CS计算机代考程序代写 scheme python Keras Practical Week 05

Practical Week 05

An End-to-End Text Classification System¶
In this workshop you will implement a text classification system from scratch. This means that we will not rely on Keras’ convenient data sets. These data sets are pre-processed and it will be useful if you know how to tokenise and find the word indices of text collections not provided by Keras.

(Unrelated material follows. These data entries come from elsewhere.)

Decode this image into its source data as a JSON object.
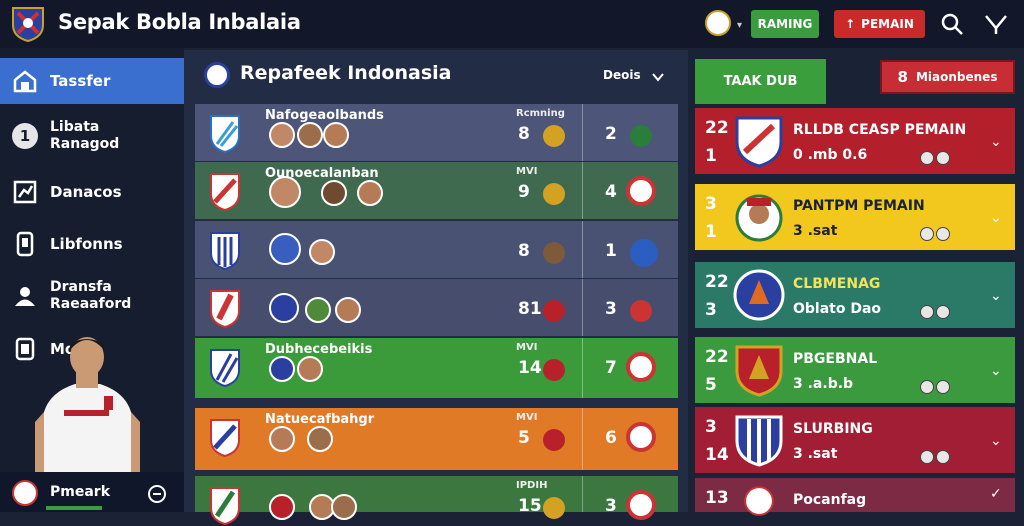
{
  "app": {
    "title": "Sepak Bobla Inbalaia"
  },
  "header": {
    "ranking_label": "RAMING",
    "pemain_label": "PEMAIN",
    "pemain_icon": "↑"
  },
  "sidebar": {
    "items": [
      {
        "label": "Tassfer",
        "icon": "home-icon"
      },
      {
        "label": "Libata\nRanagod",
        "icon": "number-one-icon"
      },
      {
        "label": "Danacos",
        "icon": "chart-icon"
      },
      {
        "label": "Libfonns",
        "icon": "phone-icon"
      },
      {
        "label": "Dransfa\nRaeaaford",
        "icon": "user-icon"
      },
      {
        "label": "Mo",
        "icon": "card-icon"
      }
    ],
    "footer_label": "Pmeark"
  },
  "main": {
    "title": "Repafeek Indonasia",
    "dropdown_label": "Deois",
    "rows": [
      {
        "name": "Nafogeaolbands",
        "col": "Rcmning",
        "n1": "8",
        "n2": "2",
        "color": "#4d5578"
      },
      {
        "name": "Ounoecalanban",
        "col": "MVI",
        "n1": "9",
        "n2": "4",
        "color": "#3f6a50"
      },
      {
        "name": "",
        "col": "",
        "n1": "8",
        "n2": "1",
        "color": "#4a5274"
      },
      {
        "name": "",
        "col": "",
        "n1": "81",
        "n2": "3",
        "color": "#464d6d"
      },
      {
        "name": "Dubhecebeikis",
        "col": "MVI",
        "n1": "14",
        "n2": "7",
        "color": "#3b9a3a"
      },
      {
        "name": "Natuecafbahgr",
        "col": "MVI",
        "n1": "5",
        "n2": "6",
        "color": "#e07a27"
      },
      {
        "name": "",
        "col": "IPDIH",
        "n1": "15",
        "n2": "3",
        "color": "#3c7740"
      }
    ]
  },
  "right": {
    "tab_club": "TAAK DUB",
    "tab_transfer": "Miaonbenes",
    "tab_transfer_icon": "8",
    "cards": [
      {
        "c1": "22",
        "c2": "1",
        "t1": "RLLDB CEASP PEMAIN",
        "t2": "0 .mb 0.6",
        "color": "#b3202c",
        "chev": "⌄"
      },
      {
        "c1": "3",
        "c2": "1",
        "t1": "PANTPM PEMAIN",
        "t2": "3 .sat",
        "color": "#f2c81e",
        "chev": "⌄"
      },
      {
        "c1": "22",
        "c2": "3",
        "t1": "CLBMENAG",
        "t2": "Oblato Dao",
        "color": "#2b7a68",
        "chev": "⌄"
      },
      {
        "c1": "22",
        "c2": "5",
        "t1": "PBGEBNAL",
        "t2": "3 .a.b.b",
        "color": "#3b9a3d",
        "chev": "⌄"
      },
      {
        "c1": "3",
        "c2": "14",
        "t1": "SLURBING",
        "t2": "3 .sat",
        "color": "#a11e35",
        "chev": "⌄"
      },
      {
        "c1": "13",
        "c2": "",
        "t1": "Pocanfag",
        "t2": "",
        "color": "#7d2a45",
        "chev": "✓"
      }
    ]
  }
}
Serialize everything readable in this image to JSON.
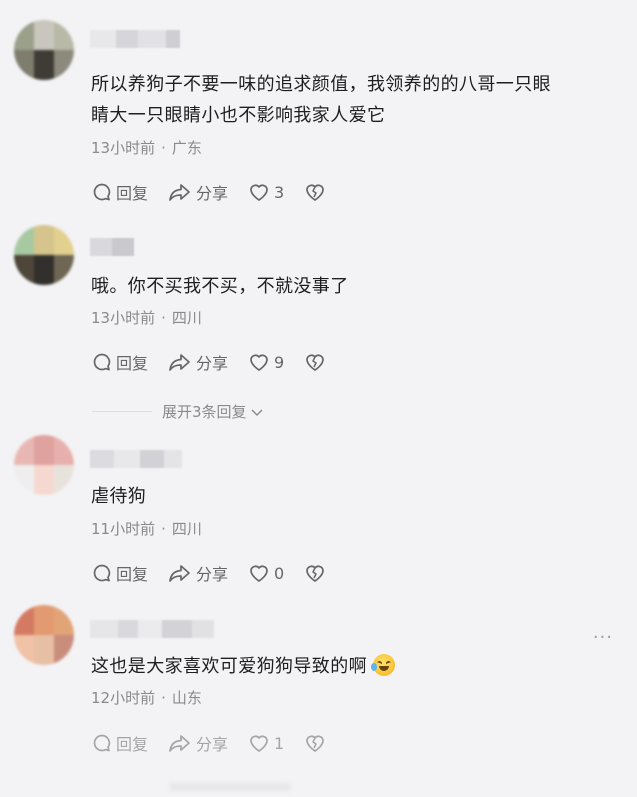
{
  "comments": [
    {
      "text_line1": "所以养狗子不要一味的追求颜值，我领养的的八哥一只眼",
      "text_line2": "睛大一只眼睛小也不影响我家人爱它",
      "time": "13小时前",
      "location": "广东",
      "reply_label": "回复",
      "share_label": "分享",
      "likes": "3",
      "avatar_colors": [
        "#9aa08a",
        "#c9c7bd",
        "#b9b9a7",
        "#7e7d6e",
        "#3f3b35",
        "#8b8a7c"
      ],
      "username_colors": [
        "#e8e8ea",
        "#d6d6da",
        "#e2e2e6",
        "#cfcfd3"
      ]
    },
    {
      "text_line1": "哦。你不买我不买，不就没事了",
      "time": "13小时前",
      "location": "四川",
      "reply_label": "回复",
      "share_label": "分享",
      "likes": "9",
      "avatar_colors": [
        "#a6c9a2",
        "#d5c48b",
        "#e2d08f",
        "#4e4639",
        "#32302d",
        "#6f6654"
      ],
      "username_colors": [
        "#d9d9dd",
        "#c9c9ce"
      ]
    },
    {
      "text_line1": "虐待狗",
      "time": "11小时前",
      "location": "四川",
      "reply_label": "回复",
      "share_label": "分享",
      "likes": "0",
      "avatar_colors": [
        "#e9b7b3",
        "#dfa29f",
        "#e7b0ac",
        "#eeeeee",
        "#f5d9d1",
        "#e8e2dc"
      ],
      "username_colors": [
        "#dcdce0",
        "#e8e8eb",
        "#d2d2d6",
        "#e4e4e7"
      ]
    },
    {
      "text_line1": "这也是大家喜欢可爱狗狗导致的啊",
      "time": "12小时前",
      "location": "山东",
      "reply_label": "回复",
      "share_label": "分享",
      "likes": "1",
      "avatar_colors": [
        "#d47a63",
        "#e39a70",
        "#e2a476",
        "#f0c2a6",
        "#e7bfa5",
        "#c98d7c"
      ],
      "username_colors": [
        "#e6e6e9",
        "#d9d9dd",
        "#ebebee",
        "#d3d3d7",
        "#e1e1e4"
      ]
    }
  ],
  "expand_replies": "展开3条回复",
  "more_label": "···",
  "colors": {
    "background": "#f3f3f5",
    "text": "#1e1e1e",
    "meta": "#8a8a8e",
    "icon": "#666666"
  }
}
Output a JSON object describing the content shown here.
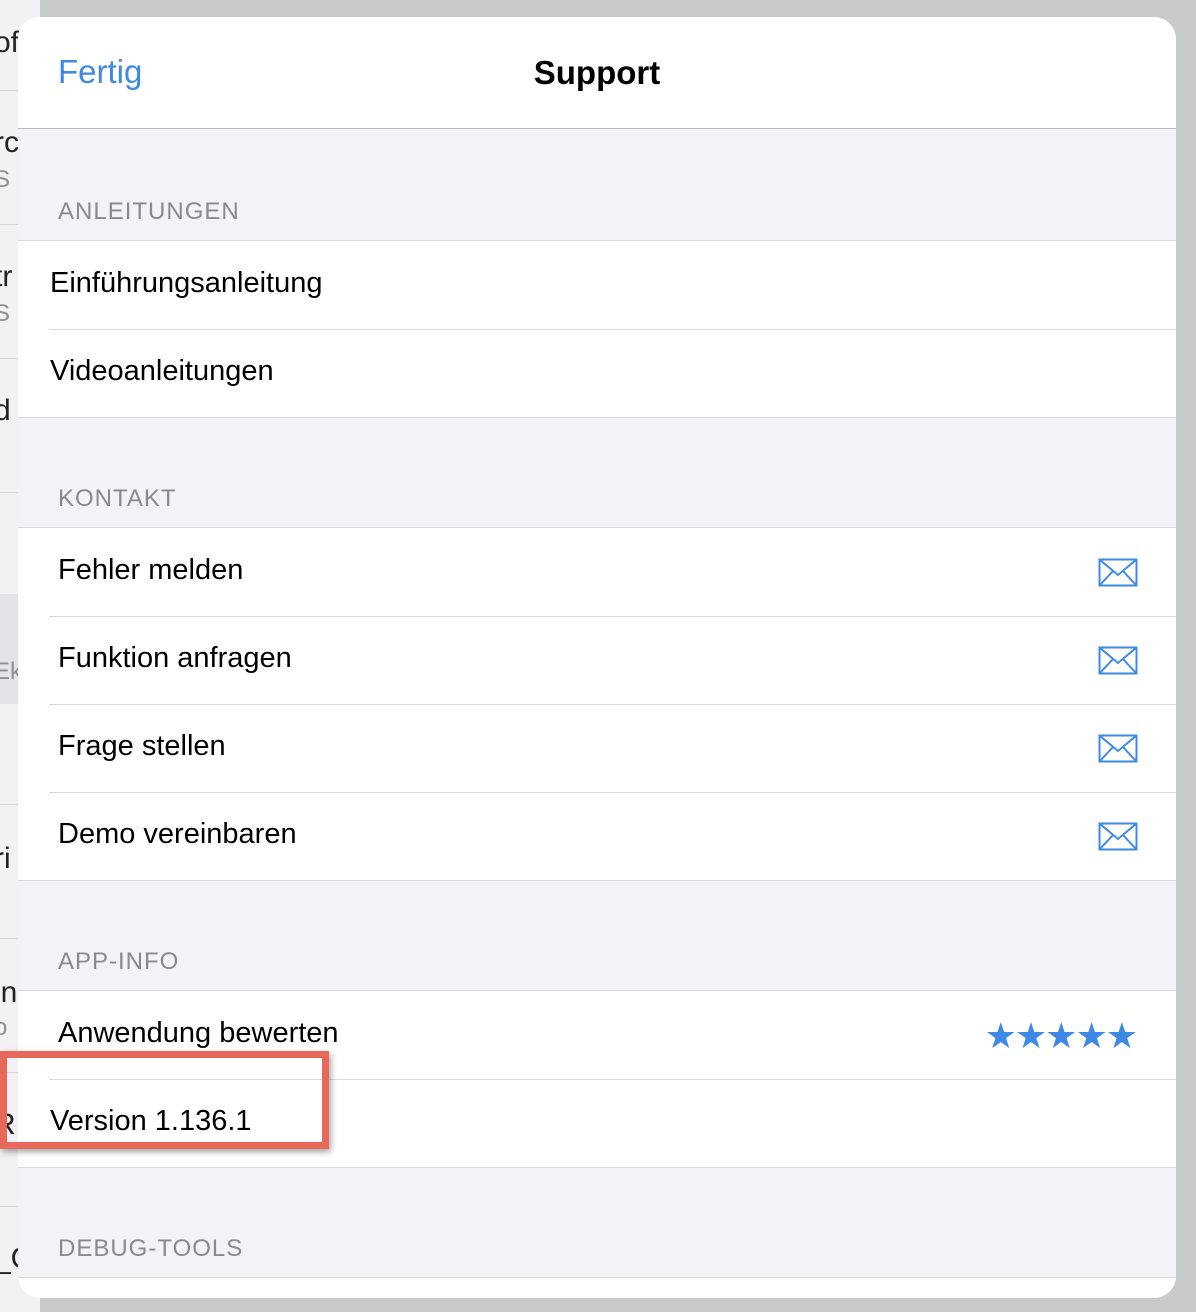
{
  "navbar": {
    "done_label": "Fertig",
    "title": "Support"
  },
  "background_fragments": [
    "of",
    "rc",
    "S",
    "tr",
    "S",
    "d",
    "Ek",
    "ri",
    "in",
    "o",
    "R",
    "_C"
  ],
  "sections": {
    "guides": {
      "header": "ANLEITUNGEN",
      "items": [
        {
          "label": "Einführungsanleitung"
        },
        {
          "label": "Videoanleitungen"
        }
      ]
    },
    "contact": {
      "header": "KONTAKT",
      "items": [
        {
          "label": "Fehler melden",
          "icon": "mail-icon"
        },
        {
          "label": "Funktion anfragen",
          "icon": "mail-icon"
        },
        {
          "label": "Frage stellen",
          "icon": "mail-icon"
        },
        {
          "label": "Demo vereinbaren",
          "icon": "mail-icon"
        }
      ]
    },
    "app_info": {
      "header": "APP-INFO",
      "rate_label": "Anwendung bewerten",
      "rating": {
        "stars": 5,
        "max": 5,
        "glyphs": "★★★★★"
      },
      "version_label": "Version 1.136.1"
    },
    "debug": {
      "header": "DEBUG-TOOLS"
    }
  },
  "colors": {
    "accent": "#3f89e6",
    "highlight": "#e8695a",
    "grouped_bg": "#f2f2f7"
  }
}
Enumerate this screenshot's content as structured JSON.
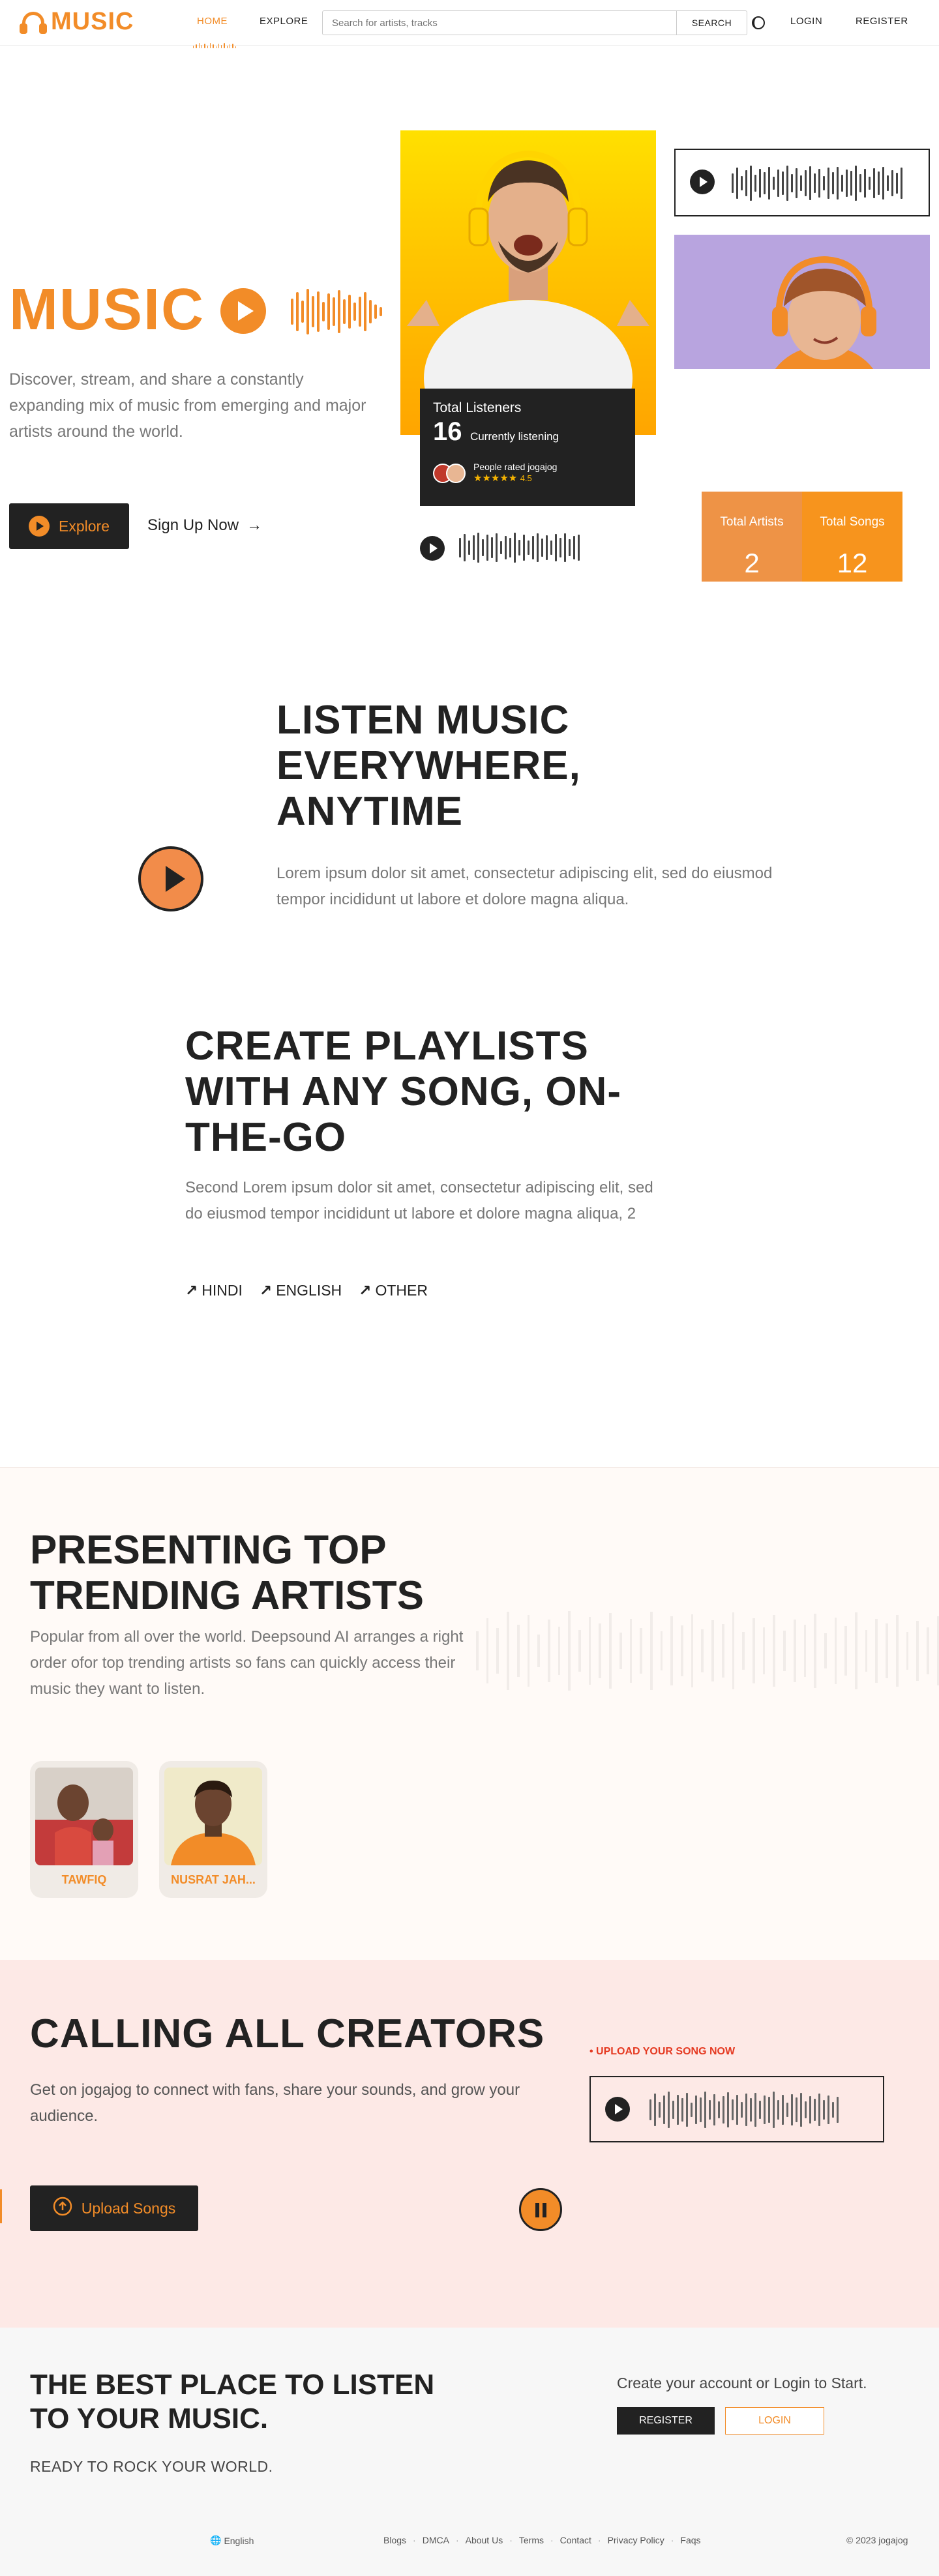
{
  "brand": {
    "name": "MUSIC",
    "accent": "#f28c28",
    "dark": "#222222"
  },
  "nav": {
    "home": "HOME",
    "explore": "EXPLORE",
    "search_placeholder": "Search for artists, tracks",
    "search_button": "SEARCH",
    "login": "LOGIN",
    "register": "REGISTER"
  },
  "hero": {
    "title": "MUSIC",
    "description": "Discover, stream, and share a constantly expanding mix of music from emerging and major artists around the world.",
    "explore": "Explore",
    "signup": "Sign Up Now"
  },
  "listeners": {
    "title": "Total Listeners",
    "count": "16",
    "currently": "Currently listening",
    "rated": "People rated jogajog",
    "stars": "★★★★★",
    "score": "4.5"
  },
  "stats": {
    "artists_label": "Total Artists",
    "artists_value": "2",
    "songs_label": "Total Songs",
    "songs_value": "12"
  },
  "listen": {
    "title": "LISTEN MUSIC EVERYWHERE, ANYTIME",
    "text": "Lorem ipsum dolor sit amet, consectetur adipiscing elit, sed do eiusmod tempor incididunt ut labore et dolore magna aliqua."
  },
  "playlists": {
    "title": "CREATE PLAYLISTS WITH ANY SONG, ON-THE-GO",
    "text": "Second Lorem ipsum dolor sit amet, consectetur adipiscing elit, sed do eiusmod tempor incididunt ut labore et dolore magna aliqua, 2",
    "languages": [
      "HINDI",
      "ENGLISH",
      "OTHER"
    ]
  },
  "artists": {
    "title": "PRESENTING TOP TRENDING ARTISTS",
    "text": "Popular from all over the world. Deepsound AI arranges a right order ofor top trending artists so fans can quickly access their music they want to listen.",
    "items": [
      {
        "name": "TAWFIQ"
      },
      {
        "name": "NUSRAT JAH..."
      }
    ]
  },
  "creators": {
    "title": "CALLING ALL CREATORS",
    "text": "Get on jogajog to connect with fans, share your sounds, and grow your audience.",
    "upload": "Upload Songs",
    "upload_now": "• UPLOAD YOUR SONG NOW"
  },
  "cta": {
    "title": "THE BEST PLACE TO LISTEN TO YOUR MUSIC.",
    "sub": "READY TO ROCK YOUR WORLD.",
    "right": "Create your account or Login to Start.",
    "register": "REGISTER",
    "login": "LOGIN"
  },
  "footer": {
    "language": "English",
    "links": [
      "Blogs",
      "DMCA",
      "About Us",
      "Terms",
      "Contact",
      "Privacy Policy",
      "Faqs"
    ],
    "copyright": "© 2023 jogajog"
  }
}
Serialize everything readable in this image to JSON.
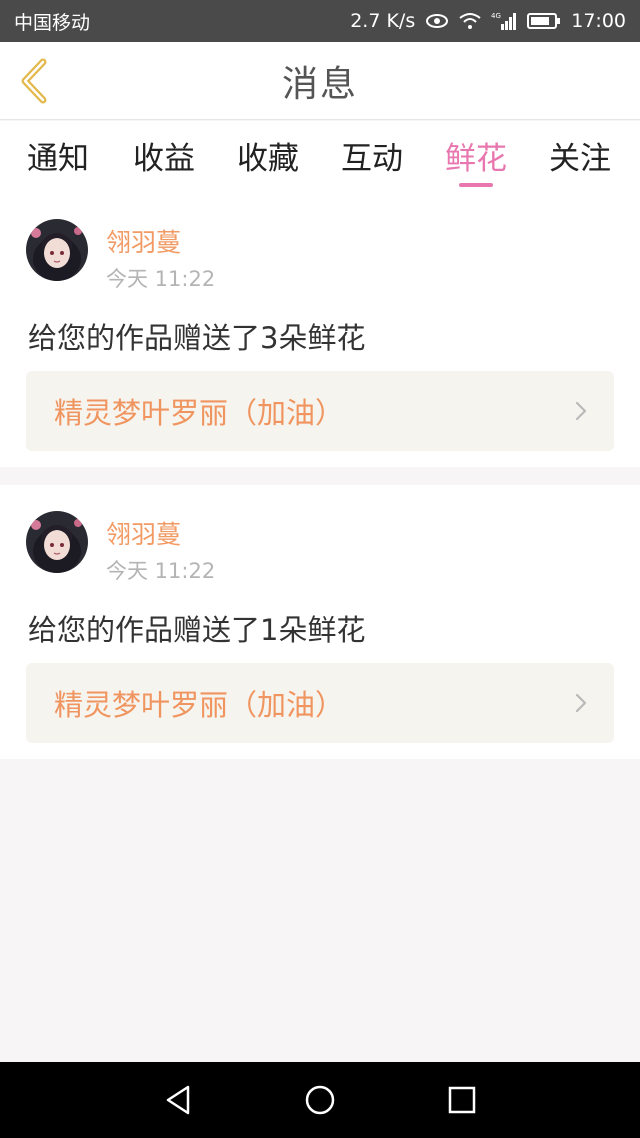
{
  "status_bar": {
    "carrier": "中国移动",
    "speed": "2.7 K/s",
    "network": "4G",
    "time": "17:00",
    "icons": [
      "eye-icon",
      "wifi-icon",
      "signal-icon",
      "battery-icon"
    ]
  },
  "header": {
    "title": "消息",
    "back_icon": "chevron-left-icon"
  },
  "tabs": [
    {
      "label": "通知",
      "active": false
    },
    {
      "label": "收益",
      "active": false
    },
    {
      "label": "收藏",
      "active": false
    },
    {
      "label": "互动",
      "active": false
    },
    {
      "label": "鲜花",
      "active": true
    },
    {
      "label": "关注",
      "active": false
    }
  ],
  "messages": [
    {
      "username": "翎羽蔓",
      "time": "今天 11:22",
      "text": "给您的作品赠送了3朵鲜花",
      "work_title": "精灵梦叶罗丽（加油）"
    },
    {
      "username": "翎羽蔓",
      "time": "今天 11:22",
      "text": "给您的作品赠送了1朵鲜花",
      "work_title": "精灵梦叶罗丽（加油）"
    }
  ],
  "colors": {
    "accent": "#e777ae",
    "username": "#f29a63",
    "work_title": "#f0955f",
    "back_icon": "#e3b84a"
  },
  "nav_bar": {
    "icons": [
      "back-triangle-icon",
      "home-circle-icon",
      "recents-square-icon"
    ]
  }
}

The task will be to classify questions. To run this task we advice that you use Google Colaboratory (also called Google Colab), which is a cloud solution to run Jupyter notebooks. The demonstrator will show how to use Google Colab. For additional information and to practice with the use of notebooks in Google Colab, you can also follow this link:

Welcome notebook and link to additional resources

Question Classification¶
NLTK has a corpus of questions and their question types according to a particular classification scheme (e.g. DESC refers to a question expecting a descriptive answer, such as one starting with “How”; HUM refers to a question expecting an answer referring to a human). Below is an example of use of the corpus:

In [1]:

import nltk
nltk.download(“qc”)
from nltk.corpus import qc
train = qc.tuples(“train.txt”)
test = qc.tuples(“test.txt”)

[nltk_data] Downloading package qc to /home/diego/nltk_data…
[nltk_data] Package qc is already up-to-date!

In [2]:

train[:3]

Out[2]:

[(‘DESC:manner’, ‘How did serfdom develop in and then leave Russia ?’),
(‘ENTY:cremat’, ‘What films featured the character Popeye Doyle ?’),
(‘DESC:manner’, “How can I find a list of celebrities ‘ real names ?”)]

In [3]:

test[:3]

Out[3]:

[(‘NUM:dist’, ‘How far is it from Denver to Aspen ?’),
(‘LOC:city’, ‘What county is Modesto , California in ?’),
(‘HUM:desc’, ‘Who was Galileo ?’)]

Exercise: Find all question types¶
Write Python code that lists all the possible question types of the training set (remember: for data exploration, never look at the test set).

In [4]:

qtypes = # … write your answer here

In [5]:

qtypes

Out[5]:

[‘ENTY:sport’,
‘ENTY:substance’,
‘NUM:period’,
‘ENTY:religion’,
‘ENTY:termeq’,
‘HUM:desc’,
‘ABBR:exp’,
‘DESC:desc’,
‘NUM:volsize’,
‘ENTY:techmeth’,
‘NUM:other’,
‘LOC:country’,
‘ENTY:event’,
‘NUM:weight’,
‘ENTY:instru’,
‘ABBR:abb’,
‘LOC:state’,
‘HUM:title’,
‘NUM:dist’,
‘NUM:code’,
‘LOC:mount’,
‘LOC:city’,
‘ENTY:product’,
‘NUM:perc’,
‘DESC:def’,
‘ENTY:color’,
‘LOC:other’,
‘ENTY:lang’,
‘ENTY:currency’,
‘ENTY:food’,
‘ENTY:animal’,
‘NUM:date’,
‘ENTY:veh’,
‘ENTY:other’,
‘DESC:manner’,
‘ENTY:body’,
‘ENTY:word’,
‘HUM:ind’,
‘ENTY:cremat’,
‘HUM:gr’,
‘DESC:reason’,
‘ENTY:dismed’,
‘NUM:speed’,
‘NUM:money’,
‘ENTY:letter’,
‘NUM:temp’,
‘NUM:count’,
‘ENTY:symbol’,
‘ENTY:plant’,
‘NUM:ord’]

Exercise: Find all general types¶
The question types have two parts. The first part describes a general type, and the second part defines a subtype. For example, the question type DESC:manner belongs to the general DESC type and within that type to the manner subtype. Let’s focus on the general types only. Write Python code that lists all the possible general types (there are 6 of them).

In [6]:

general_types = # … write your answer here
general_types

Out[6]:

[‘NUM’, ‘HUM’, ‘LOC’, ‘ABBR’, ‘ENTY’, ‘DESC’]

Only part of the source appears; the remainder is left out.